Dark Folk
- Cover
- Genre: Role-playing game
- Publisher: Mayfair Games
- Media type: Print

= Dark Folk (Mayfair Games) =

1983 role-playing game supplement

Dark Folk is a supplement for fantasy role-playing games published by Mayfair Games in 1983.

==Contents==
Dark Folk is a supplement describing the behavior and cultures of the five main "humanoid" races: orcs, goblins, kobolds, gnolls, and trolls. It includes five scenario for character levels 5-9, each involving one humanoid type.

==Publication history==
Dark Folk was edited by Paul Karczag, with an article by Robert Lynn Asprin, and a cover by Janny Wurts, and was published by Mayfair Games in 1983 as a 96-page book.
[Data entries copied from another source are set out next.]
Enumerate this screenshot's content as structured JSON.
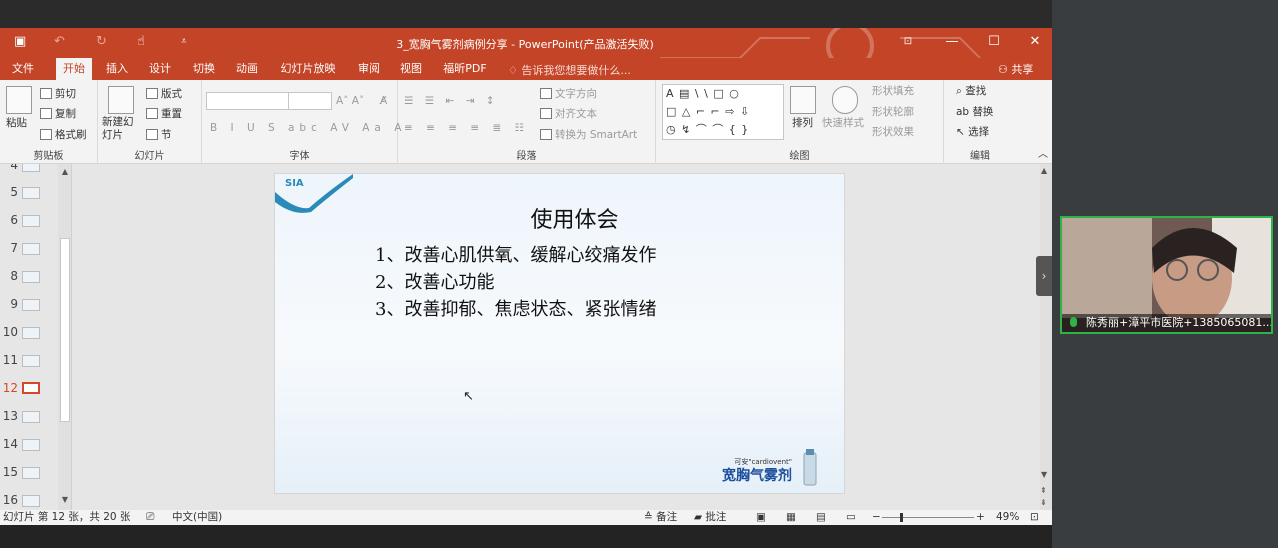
{
  "app": {
    "window_title": "3_宽胸气雾剂病例分享 - PowerPoint(产品激活失败)",
    "quick_access": [
      "save-icon",
      "undo-icon",
      "redo-icon",
      "touch-mode-icon",
      "customize-icon"
    ],
    "colors": {
      "accent": "#c44427",
      "selected": "#d04a29",
      "video_border": "#2db348"
    }
  },
  "menu": {
    "tabs": [
      "文件",
      "开始",
      "插入",
      "设计",
      "切换",
      "动画",
      "幻灯片放映",
      "审阅",
      "视图",
      "福昕PDF"
    ],
    "active_tab": "开始",
    "tell_me": "告诉我您想要做什么...",
    "share": "共享"
  },
  "ribbon": {
    "clipboard": {
      "label": "剪贴板",
      "paste": "粘贴",
      "cut": "剪切",
      "copy": "复制",
      "format_painter": "格式刷"
    },
    "slides": {
      "label": "幻灯片",
      "new_slide": "新建幻灯片",
      "layout": "版式",
      "reset": "重置",
      "section": "节"
    },
    "font": {
      "label": "字体",
      "font_name": "",
      "font_size": ""
    },
    "paragraph": {
      "label": "段落",
      "text_direction": "文字方向",
      "align_text": "对齐文本",
      "smartart": "转换为 SmartArt"
    },
    "drawing": {
      "label": "绘图",
      "shapes_row1": "A ▤ \\ \\ □ ○",
      "shapes_row2": "□ △ ⌐ ⌐ ⇨ ⇩",
      "shapes_row3": "◷ ↯ ⌒ ⌒ { }",
      "arrange": "排列",
      "quick_styles": "快速样式",
      "shape_fill": "形状填充",
      "shape_outline": "形状轮廓",
      "shape_effects": "形状效果"
    },
    "editing": {
      "label": "编辑",
      "find": "查找",
      "replace": "替换",
      "select": "选择"
    }
  },
  "thumbnails": {
    "numbers": [
      "4",
      "5",
      "6",
      "7",
      "8",
      "9",
      "10",
      "11",
      "12",
      "13",
      "14",
      "15",
      "16"
    ],
    "selected": "12"
  },
  "slide": {
    "logo_text": "SIA",
    "heading": "使用体会",
    "bullets": [
      "1、改善心肌供氧、缓解心绞痛发作",
      "2、改善心功能",
      "3、改善抑郁、焦虑状态、紧张情绪"
    ],
    "brand_en": "可安\"cardiovent\"",
    "brand_cn": "宽胸气雾剂"
  },
  "status": {
    "slide_info": "幻灯片 第 12 张，共 20 张",
    "language": "中文(中国)",
    "notes": "备注",
    "comments": "批注",
    "zoom": "49%"
  },
  "meeting": {
    "participant_name": "陈秀丽+漳平市医院+1385065081..."
  }
}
After the publication of Dwarves, the fourth Role Aids supplement, Shannon Appelcline noted that Mayfair Games "published additional AD&D Role Aids supplements quickly and in volume. The line featured many adventures as well as an increasing number of source books, including race- and class-related books" such as Dark Folk (1983), Wizards (1983) and Elves (1983), and that "Each product proudly proclaimed its use with AD&D, though the disclaimer was soon moved to the back cover".

==Reception==
Robert Dale reviewed Dark Folk for White Dwarf #57, giving the book a rating of 3 out of 10 overall. He called Dark Folk "execrable, excruciating and extortionate", stating that "the price should dissuade any self-respecting gamer" from buying it. He felt that the purpose of the book, to aid roleplaying, is negated by the pseudo-scientific style in which the material is presented. He found that the adventures in the book were not specifically designed for dark folk, "despite the apparent intention to change player attitudes to (for example) trolls. Indeed the dark folk hardly escape from their traditional role as opponents and amusements of adventurers. Poor misunderstood trolls remain poor, misunderstood and better dead." Dale concluded that Dark Folk was a "merely amateur" rehashing of "widely current material lacking the redeeming features of a coherent setting or adequate presentation."